GULYAS, Jim, and Richard Sassoon
GULYAS, Jim, and Richard Sassoon
San Francisco: The Bindweed Press, 1967. Octavo, side-stapled in printed wraps. Unpaginated (~100pp.). About near fine, with moderate toning to spine and edges of textblock, some wear/softening at corners. Securely bound, clean and unmarked throughout. OCLC locates a dozen holdings. Uncommon in the trade.
A manifesto of sorts, outlining in a disjointed, satirical fashion a fictional religion known as “Beauboism.” The written contents—presumably all the work of Sassoon—vary from “excerpts” of pseudo-mystical and pseudo-mythological source materials, to loosely related stories and prose poems, with pronounced emphases on the profane, lascivious, and/or scatological. Profusely illustrated throughout with Gulyas’s black-and-white line drawings, which articulate an absurd and psychedelic vision of reality very much in sync with Sassoon’s.
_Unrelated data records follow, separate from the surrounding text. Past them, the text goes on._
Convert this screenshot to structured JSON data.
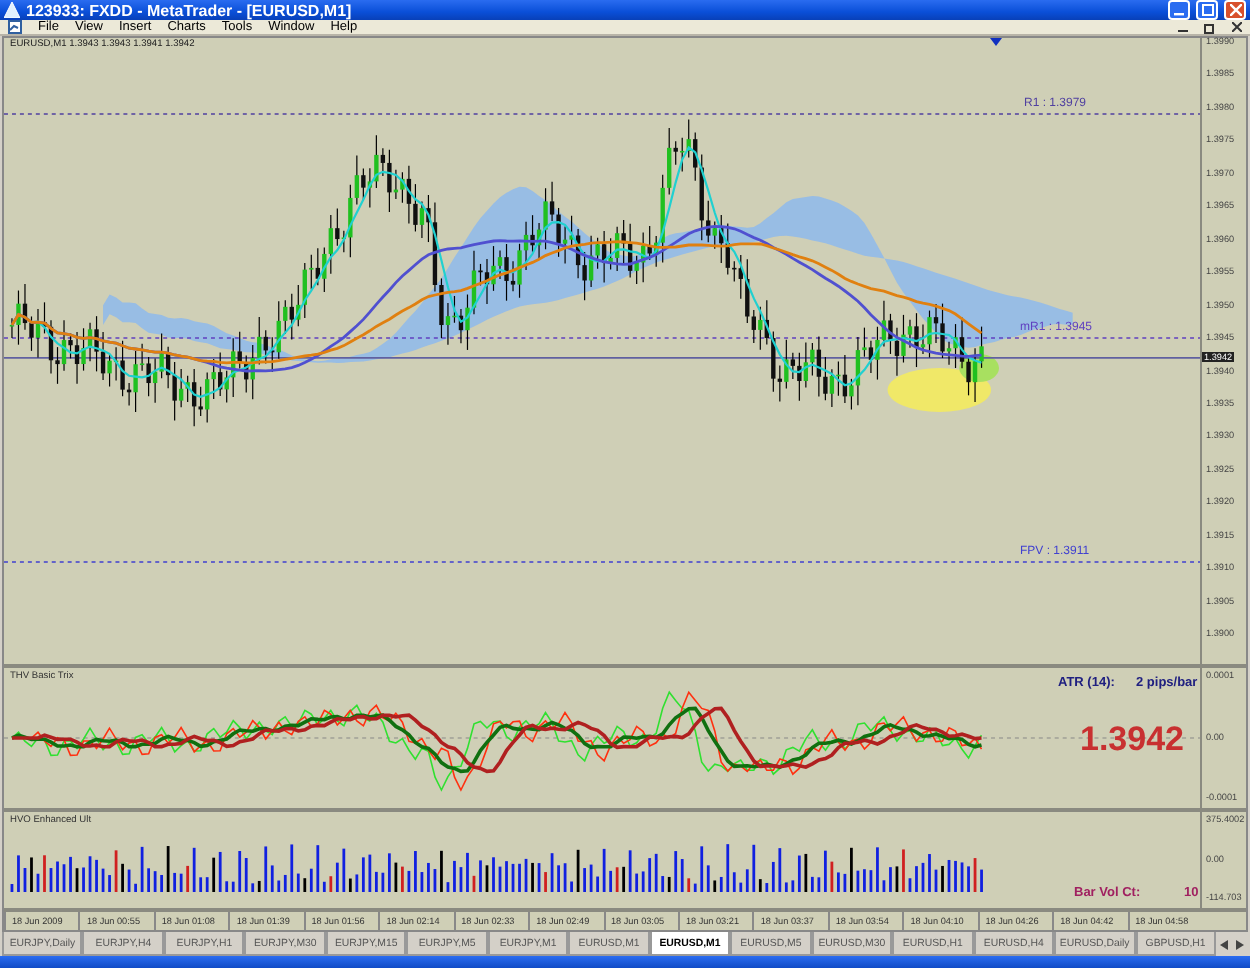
{
  "window": {
    "title": "123933: FXDD - MetaTrader - [EURUSD,M1]"
  },
  "menu": [
    "File",
    "View",
    "Insert",
    "Charts",
    "Tools",
    "Window",
    "Help"
  ],
  "chart": {
    "header": "EURUSD,M1  1.3943 1.3943 1.3941 1.3942",
    "current_price": "1.3942",
    "price_axis": [
      "1.3990",
      "1.3985",
      "1.3980",
      "1.3975",
      "1.3970",
      "1.3965",
      "1.3960",
      "1.3955",
      "1.3950",
      "1.3945",
      "1.3940",
      "1.3935",
      "1.3930",
      "1.3925",
      "1.3920",
      "1.3915",
      "1.3910",
      "1.3905",
      "1.3900"
    ],
    "levels": [
      {
        "label": "R1 : 1.3979",
        "kind": "resistance"
      },
      {
        "label": "mR1 : 1.3945",
        "kind": "mid"
      },
      {
        "label": "FPV : 1.3911",
        "kind": "pivot"
      }
    ]
  },
  "indicators": [
    {
      "kind": "trix",
      "title": "THV Basic Trix",
      "axis": [
        "0.0001",
        "0.00",
        "-0.0001"
      ],
      "readout_label": "ATR (14):",
      "readout_value": "2 pips/bar",
      "big_price": "1.3942"
    },
    {
      "kind": "volume",
      "title": "HVO Enhanced Ult",
      "axis": [
        "375.4002",
        "0.00",
        "-114.703"
      ],
      "readout_label": "Bar Vol Ct:",
      "readout_value": "10"
    }
  ],
  "time_axis": [
    "18 Jun 2009",
    "18 Jun 00:55",
    "18 Jun 01:08",
    "18 Jun 01:39",
    "18 Jun 01:56",
    "18 Jun 02:14",
    "18 Jun 02:33",
    "18 Jun 02:49",
    "18 Jun 03:05",
    "18 Jun 03:21",
    "18 Jun 03:37",
    "18 Jun 03:54",
    "18 Jun 04:10",
    "18 Jun 04:26",
    "18 Jun 04:42",
    "18 Jun 04:58"
  ],
  "tabs": [
    {
      "label": "EURJPY,Daily",
      "selected": false
    },
    {
      "label": "EURJPY,H4",
      "selected": false
    },
    {
      "label": "EURJPY,H1",
      "selected": false
    },
    {
      "label": "EURJPY,M30",
      "selected": false
    },
    {
      "label": "EURJPY,M15",
      "selected": false
    },
    {
      "label": "EURJPY,M5",
      "selected": false
    },
    {
      "label": "EURJPY,M1",
      "selected": false
    },
    {
      "label": "EURUSD,M1",
      "selected": false
    },
    {
      "label": "EURUSD,M1",
      "selected": true
    },
    {
      "label": "EURUSD,M5",
      "selected": false
    },
    {
      "label": "EURUSD,M30",
      "selected": false
    },
    {
      "label": "EURUSD,H1",
      "selected": false
    },
    {
      "label": "EURUSD,H4",
      "selected": false
    },
    {
      "label": "EURUSD,Daily",
      "selected": false
    },
    {
      "label": "GBPUSD,H1",
      "selected": false
    }
  ]
}
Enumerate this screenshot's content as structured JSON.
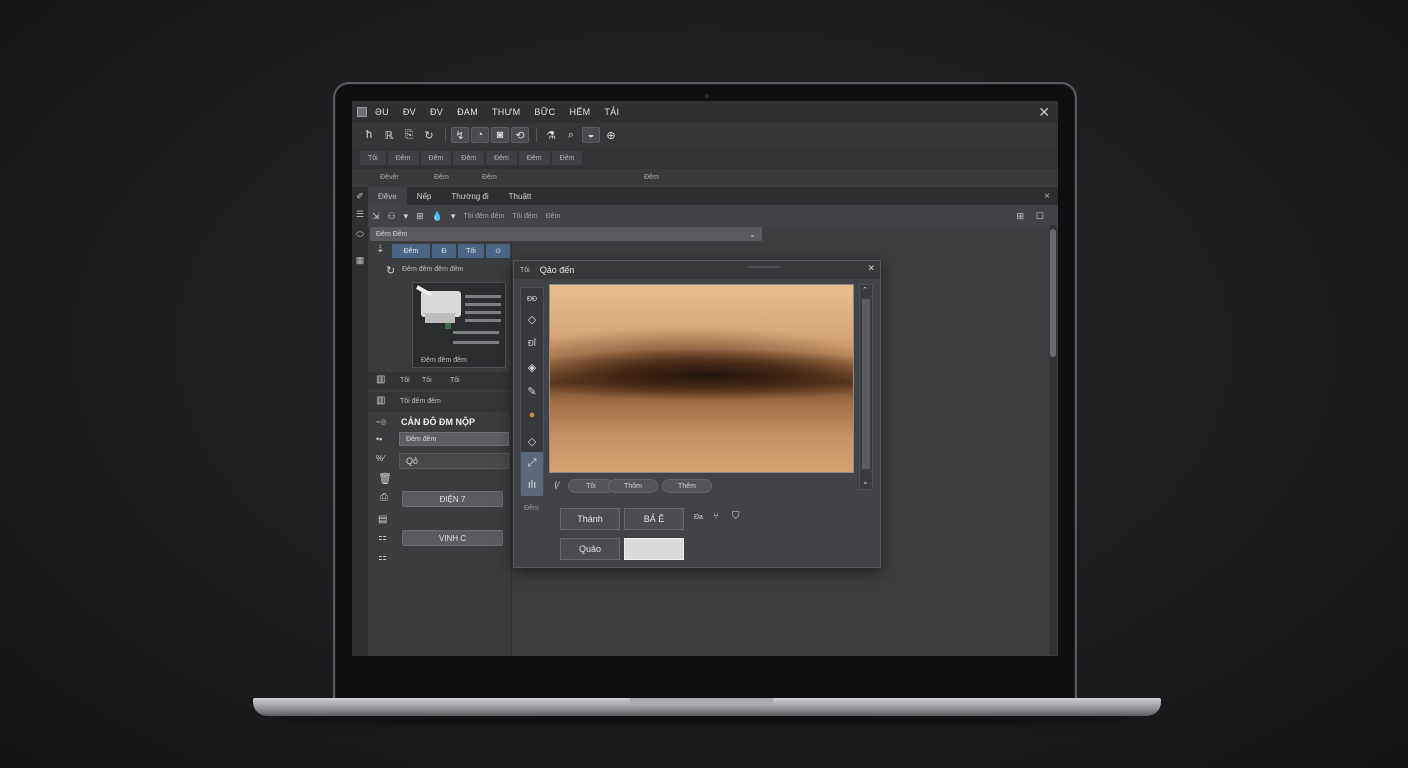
{
  "window": {
    "menu": [
      "ƏU",
      "ĐV",
      "ĐV",
      "ĐAM",
      "THƯM",
      "BỮC",
      "HẾM",
      "TẢI"
    ],
    "close": "✕"
  },
  "toolbar": {
    "icons": [
      "ħ",
      "ℝ",
      "⎘",
      "↻",
      "↯",
      "◔",
      "◙",
      "⟲",
      "⚗",
      "⌕",
      "◒",
      "⊕"
    ]
  },
  "tab_strip": {
    "tabs": [
      "Tôi",
      "Đêm",
      "Đêm",
      "Đêm",
      "Đêm",
      "Đêm",
      "Đêm"
    ]
  },
  "sub_strip": {
    "items": [
      "Đêvêr",
      "Đêm",
      "Đêm",
      "Đêm ⊖",
      "Đêm"
    ]
  },
  "document": {
    "tabs": [
      "Đêve",
      "Nếp",
      "Thường đi",
      "Thuậtt"
    ],
    "close": "×"
  },
  "options": {
    "items": [
      "⇲",
      "⚇",
      "▾",
      "⊞",
      "💧",
      "▾"
    ],
    "small_text": [
      "Tôi đêm đêm",
      "Tôi đêm",
      "Đêm"
    ],
    "right_icons": [
      "⊞",
      "☐"
    ],
    "dropdown": "Đêm Đêm"
  },
  "side_panel": {
    "blue_tabs": [
      "Đêm",
      "Đ",
      "Tôi",
      "⊙"
    ],
    "layer_title": "Đêm đêm đêm đêm",
    "thumb_caption": "Đêm đêm đêm",
    "row1": [
      "Tôi",
      "Tôi",
      "Tôi"
    ],
    "row2": "Tôi đêm đêm",
    "section_title": "CẢN ĐÔ ĐM NỘP",
    "field1": "Đêm đêm",
    "field2": "Qỏ",
    "button1": "ĐIỆN 7",
    "button2": "VỊNH C"
  },
  "dialog": {
    "title_left": "Tôi",
    "title": "Qảo đến",
    "tools": [
      "ĐĐ",
      "◇",
      "ĐĨ",
      "◈",
      "✎",
      "●",
      "◇",
      "⤢",
      "ılı"
    ],
    "pills": [
      "Tôi",
      "Thôm",
      "Thêm"
    ],
    "bottom_label": "Đêm",
    "buttons": {
      "button1": "Thánh",
      "button2": "BẢ Ê",
      "button3": "Quảo",
      "extra_label": "Đa"
    }
  }
}
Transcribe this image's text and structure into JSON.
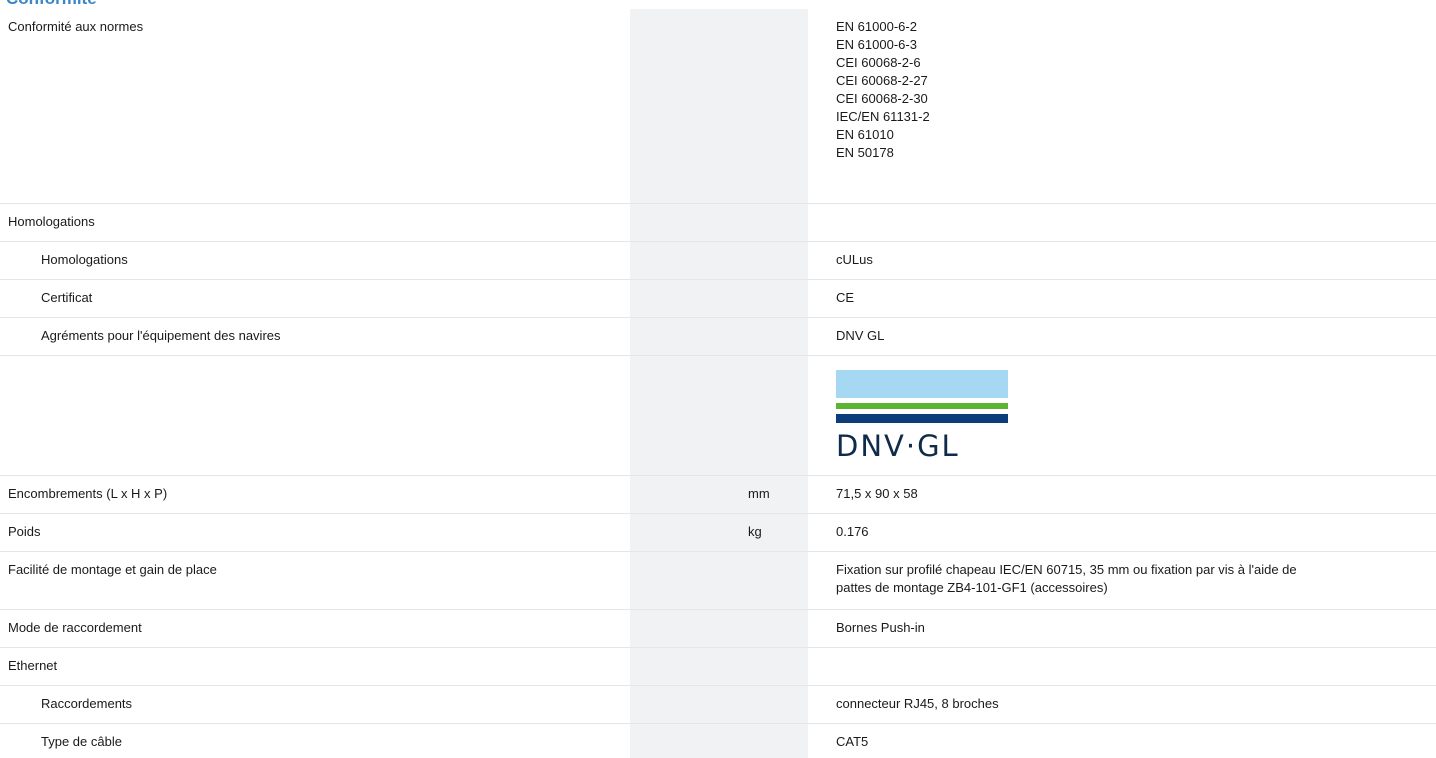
{
  "section": {
    "heading": "Conformité"
  },
  "rows": {
    "r0": {
      "label": "Conformité aux normes",
      "values": [
        "EN 61000-6-2",
        "EN 61000-6-3",
        "CEI 60068-2-6",
        "CEI 60068-2-27",
        "CEI 60068-2-30",
        "IEC/EN 61131-2",
        "EN 61010",
        "EN 50178"
      ]
    },
    "r1": {
      "label": "Homologations",
      "value": ""
    },
    "r2": {
      "label": "Homologations",
      "value": "cULus"
    },
    "r3": {
      "label": "Certificat",
      "value": "CE"
    },
    "r4": {
      "label": "Agréments pour l'équipement des navires",
      "value": "DNV GL"
    },
    "r5": {
      "logo_text": "DNV·GL",
      "logo_colors": {
        "sky": "#a6d8f4",
        "green": "#5cb531",
        "navy": "#0a3d7a",
        "text": "#0f2b4a"
      }
    },
    "r6": {
      "label": "Encombrements (L x H x P)",
      "unit": "mm",
      "value": "71,5 x 90 x 58"
    },
    "r7": {
      "label": "Poids",
      "unit": "kg",
      "value": "0.176"
    },
    "r8": {
      "label": "Facilité de montage et gain de place",
      "values": [
        "Fixation sur profilé chapeau IEC/EN 60715, 35 mm ou fixation par vis à l'aide de",
        "pattes de montage ZB4-101-GF1 (accessoires)"
      ]
    },
    "r9": {
      "label": "Mode de raccordement",
      "value": "Bornes Push-in"
    },
    "r10": {
      "label": "Ethernet",
      "value": ""
    },
    "r11": {
      "label": "Raccordements",
      "value": "connecteur RJ45, 8 broches"
    },
    "r12": {
      "label": "Type de câble",
      "value": "CAT5"
    }
  },
  "colors": {
    "heading": "#3a86c8",
    "unit_column_bg": "#f0f2f4",
    "row_divider": "#e6e6e6"
  }
}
Sassoon is best known for his tempestuous early relationship with American writer Sylvia Plath. Though he reportedly wrote poetry throughout his life, aside from a few appearances in literary journals, Beaubo is his sole book-length credit. Gulyas’s drawings can be found in several other contemporaneous Bay-area counterculture artifacts, including Child’s Hat. Beaubo was published by Frank Westbrook’s Bindweed Press, which produced some of the era’s most recognizable rock posters for venues like the Avalon Ballroom.